Hubungan Seksual yang Tidak Aman
Dikarenakan mayoritas pengantin kanak-kanak harus berhenti sekolah lebih awal, mereka pun tidak familiar dengan isu-isu dan layanan-layanan kesehatan reproduksi yang bersifat dasar (basic reproductive health issues and services), termasuk resiko tertular HIV. Isolasi dan ketidakberdayaan juga turut menambah resiko kesehatan reproduksi mereka—di mana ibu kecil hanya memiliki otonomi diri dan kebebasan bergerak yang sangat terbatas. Tidak jarang, problemnya adalah ketiadaan izin dari pasangannya yang berpikiran sangat tradisional dan konservatif. Lebih memprihatinkan lagi, dalam beberapa kelompok masyarakat, pengantin kanak-kanak “diharapkan” segera memiliki momongan (infant) oleh lingkungannya (UNFPA, 2005).
Berikut, proporsi gadis berusia antara 15 – 19 tahun di sejumlah negara yang menggunakan layanan kontrasepsi dan yang tidak menggunakannya.

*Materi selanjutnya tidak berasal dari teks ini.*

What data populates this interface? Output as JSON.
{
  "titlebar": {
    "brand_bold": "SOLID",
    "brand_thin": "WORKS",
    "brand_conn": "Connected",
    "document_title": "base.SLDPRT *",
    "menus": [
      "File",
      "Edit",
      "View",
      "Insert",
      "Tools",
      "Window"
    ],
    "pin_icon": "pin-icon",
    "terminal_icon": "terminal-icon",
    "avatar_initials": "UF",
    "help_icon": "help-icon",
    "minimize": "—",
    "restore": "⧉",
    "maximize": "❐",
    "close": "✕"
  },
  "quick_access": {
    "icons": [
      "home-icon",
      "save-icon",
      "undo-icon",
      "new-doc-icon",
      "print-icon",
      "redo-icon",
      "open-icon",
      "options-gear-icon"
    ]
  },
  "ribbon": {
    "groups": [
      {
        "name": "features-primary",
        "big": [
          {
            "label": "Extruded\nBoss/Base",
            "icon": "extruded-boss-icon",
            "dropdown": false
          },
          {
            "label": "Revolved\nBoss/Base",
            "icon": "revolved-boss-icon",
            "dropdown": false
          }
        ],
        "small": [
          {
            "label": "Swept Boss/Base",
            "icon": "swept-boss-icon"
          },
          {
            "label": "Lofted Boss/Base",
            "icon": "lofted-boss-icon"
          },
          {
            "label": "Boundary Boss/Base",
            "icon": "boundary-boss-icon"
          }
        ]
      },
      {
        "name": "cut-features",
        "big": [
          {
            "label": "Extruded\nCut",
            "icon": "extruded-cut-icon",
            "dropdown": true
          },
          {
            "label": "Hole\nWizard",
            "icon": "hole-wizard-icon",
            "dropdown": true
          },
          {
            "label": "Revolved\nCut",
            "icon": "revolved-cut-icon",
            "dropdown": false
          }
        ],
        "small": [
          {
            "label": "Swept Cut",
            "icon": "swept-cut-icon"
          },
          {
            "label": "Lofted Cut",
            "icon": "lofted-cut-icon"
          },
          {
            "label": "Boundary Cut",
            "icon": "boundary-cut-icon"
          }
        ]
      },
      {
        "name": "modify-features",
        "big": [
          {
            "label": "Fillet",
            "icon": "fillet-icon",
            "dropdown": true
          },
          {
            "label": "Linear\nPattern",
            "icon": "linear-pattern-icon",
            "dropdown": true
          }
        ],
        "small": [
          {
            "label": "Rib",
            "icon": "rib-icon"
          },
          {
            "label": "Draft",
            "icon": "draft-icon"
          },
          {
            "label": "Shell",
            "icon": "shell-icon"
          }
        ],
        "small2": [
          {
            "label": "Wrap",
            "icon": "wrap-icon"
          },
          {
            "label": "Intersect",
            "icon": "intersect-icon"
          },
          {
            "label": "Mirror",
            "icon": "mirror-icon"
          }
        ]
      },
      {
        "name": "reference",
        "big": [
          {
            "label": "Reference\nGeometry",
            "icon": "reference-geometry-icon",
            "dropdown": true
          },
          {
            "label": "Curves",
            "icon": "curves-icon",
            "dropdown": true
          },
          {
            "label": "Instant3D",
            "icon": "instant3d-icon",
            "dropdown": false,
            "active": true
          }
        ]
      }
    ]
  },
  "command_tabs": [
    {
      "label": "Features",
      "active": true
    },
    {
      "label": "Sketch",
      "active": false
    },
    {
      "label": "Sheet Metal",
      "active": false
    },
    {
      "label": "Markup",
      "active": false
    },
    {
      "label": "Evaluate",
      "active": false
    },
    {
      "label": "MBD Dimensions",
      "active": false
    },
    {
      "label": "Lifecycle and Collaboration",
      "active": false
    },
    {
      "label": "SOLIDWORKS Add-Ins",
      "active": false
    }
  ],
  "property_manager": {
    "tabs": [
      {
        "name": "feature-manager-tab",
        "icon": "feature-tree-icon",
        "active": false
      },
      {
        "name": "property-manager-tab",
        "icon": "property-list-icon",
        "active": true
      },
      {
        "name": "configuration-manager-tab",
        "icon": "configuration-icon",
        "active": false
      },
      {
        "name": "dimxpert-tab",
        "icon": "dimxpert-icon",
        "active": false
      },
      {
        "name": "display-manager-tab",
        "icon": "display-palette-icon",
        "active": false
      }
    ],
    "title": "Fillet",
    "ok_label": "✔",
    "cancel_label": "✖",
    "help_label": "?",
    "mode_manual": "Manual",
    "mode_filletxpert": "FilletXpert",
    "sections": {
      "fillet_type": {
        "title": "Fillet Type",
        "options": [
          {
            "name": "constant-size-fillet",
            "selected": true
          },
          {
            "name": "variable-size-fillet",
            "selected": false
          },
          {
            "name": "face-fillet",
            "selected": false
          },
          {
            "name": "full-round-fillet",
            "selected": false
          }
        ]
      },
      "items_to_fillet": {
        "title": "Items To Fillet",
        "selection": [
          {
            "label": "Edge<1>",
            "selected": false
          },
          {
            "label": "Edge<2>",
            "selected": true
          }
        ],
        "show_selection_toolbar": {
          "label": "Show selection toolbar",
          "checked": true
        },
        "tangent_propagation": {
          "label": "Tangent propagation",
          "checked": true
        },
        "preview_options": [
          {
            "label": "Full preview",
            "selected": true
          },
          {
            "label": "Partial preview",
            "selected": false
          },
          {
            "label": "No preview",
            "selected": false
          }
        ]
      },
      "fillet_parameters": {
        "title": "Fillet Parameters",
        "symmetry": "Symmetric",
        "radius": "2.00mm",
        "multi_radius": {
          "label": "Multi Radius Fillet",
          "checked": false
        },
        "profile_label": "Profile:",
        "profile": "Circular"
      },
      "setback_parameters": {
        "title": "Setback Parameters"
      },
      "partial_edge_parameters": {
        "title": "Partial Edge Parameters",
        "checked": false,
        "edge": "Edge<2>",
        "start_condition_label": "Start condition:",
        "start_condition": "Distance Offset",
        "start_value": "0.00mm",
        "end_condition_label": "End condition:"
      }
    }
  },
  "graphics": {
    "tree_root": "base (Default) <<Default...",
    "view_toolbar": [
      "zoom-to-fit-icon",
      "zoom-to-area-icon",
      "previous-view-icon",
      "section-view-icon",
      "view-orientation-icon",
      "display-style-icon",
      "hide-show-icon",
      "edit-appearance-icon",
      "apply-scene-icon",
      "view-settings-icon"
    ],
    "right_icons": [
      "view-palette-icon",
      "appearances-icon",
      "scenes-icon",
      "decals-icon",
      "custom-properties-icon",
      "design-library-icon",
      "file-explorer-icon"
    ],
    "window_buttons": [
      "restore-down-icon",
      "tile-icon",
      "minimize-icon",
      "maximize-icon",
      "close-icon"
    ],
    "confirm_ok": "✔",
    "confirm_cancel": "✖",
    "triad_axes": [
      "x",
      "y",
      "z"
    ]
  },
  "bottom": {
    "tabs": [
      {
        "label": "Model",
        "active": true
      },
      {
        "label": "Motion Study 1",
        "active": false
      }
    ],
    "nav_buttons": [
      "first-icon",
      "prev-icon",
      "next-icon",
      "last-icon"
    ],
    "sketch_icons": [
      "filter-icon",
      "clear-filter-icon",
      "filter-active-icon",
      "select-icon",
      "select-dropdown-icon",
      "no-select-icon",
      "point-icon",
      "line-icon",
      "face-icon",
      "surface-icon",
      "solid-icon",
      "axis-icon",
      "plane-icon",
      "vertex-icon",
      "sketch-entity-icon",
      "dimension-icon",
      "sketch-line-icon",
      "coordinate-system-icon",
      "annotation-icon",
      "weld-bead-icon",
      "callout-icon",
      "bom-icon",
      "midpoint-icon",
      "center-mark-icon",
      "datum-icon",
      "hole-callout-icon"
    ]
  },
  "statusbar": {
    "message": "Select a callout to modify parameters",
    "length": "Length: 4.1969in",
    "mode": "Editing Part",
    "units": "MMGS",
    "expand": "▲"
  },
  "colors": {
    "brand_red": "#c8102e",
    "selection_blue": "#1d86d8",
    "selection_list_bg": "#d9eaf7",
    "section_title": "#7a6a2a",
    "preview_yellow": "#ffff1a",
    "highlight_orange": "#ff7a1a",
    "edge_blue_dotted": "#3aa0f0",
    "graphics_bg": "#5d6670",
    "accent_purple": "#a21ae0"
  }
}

Selain persoalan seputar wawasan kesehatan reproduksi yang rendah, pengantin kanak-kanak juga dihadapkan pada problem hubungan seksual (sex intercourse) yang menggerikan. Menstruasi lazimnya terjadi pada usia sekitar 12 tahun.
Resiko kontak seksual sebelum mens, misalnya saja di usia 9 atau 11 tahun, muncul sebagai akibat dari rendahnya kadar hormon estrogen. Resiko yang biasanya muncul adalah trauma vaginal seiring dengan robeknya tisu-tisu di dalamnya. Pasalnya, bagian vulva dan vaginal akan dipaksa melebar tanpa bisa kembali normal seperti pada wanita dewasa. Infeksi pasti akan muncul karena lemahnya jaringan tisu yang belum diperkuat oleh hormon estrogen ini. Kanker Cervic (Leher Rahim) merupakan ancaman terbesar dalam hal ini. Semakin muda si bocah menikah, maka semakin besar pula resikonya.
Kekerasan Rumah Tangga (Abuse and Violence)
Gadis-gadis kecil yang dikawinkan di usia dini lazimnya bersuamikan pria yang jauh lebih tua dari dirinya. Akibat margin usia yang sangat lebar inilah hampir selalu muncul problem komunikasi keluarga maupun seksual antara kedua belah pihak. Riset di 16 negara sub Sahara Afrika memperoleh data bahwa selisih usia pengantin perempuan yang masih kanak-kanak dengan pasangannya itu rata-rata terpaut minimal 10 tahun lebih tua.
Model pernikahan dengan selisih usia terpaut jauh itu pada gilirannya sering menghadirkan “mimpi buruk” bagi pengantin perempuan—di mana mereka mengalami kekerasan (abuse and violence) dalam kehidupan rumah tangganya. Ironisnya, tindak kekerasan suami itu seringkali dijustifikasi secara normatif oleh tradisi (baca: agama) (Jenson & Thornton, 2003). India merupakan negara dengan kekerasan domestik (baca: KDRT) tertinggi terhadap perempuan yang menikah di usia kisaran 18 tahun. Berikut, hasil riset yang dilansir oleh UNICEF.
Trauma Psikologis
Gadis kecil yang melahirkan bayi merupakan suatu hal yang telah lama dielakkan oleh dunia kedokteran. Situasi ini sangat traumatik bagi sang ibu muda karena mencabut masa kanak-kanaknya. Sebelum ia belajar mengenai hidup dan bereaksi secara tepat terhadap dirinya sendiri, ia harus mengasuh dan membesarkan bayi. Pendeknya, ia disegerakan untuk menjadi dewasa secara tidak wajar. Rasa marah dan penolakan adalah sikap yang umum terjadi dan lazimnya berlangsung dalam jangka waktu yang lama (bahkan tidak tertutup kemungkinan seumur hidup). Inilah yang kemudian memuncul trauma psikologis yang berkepanjangan.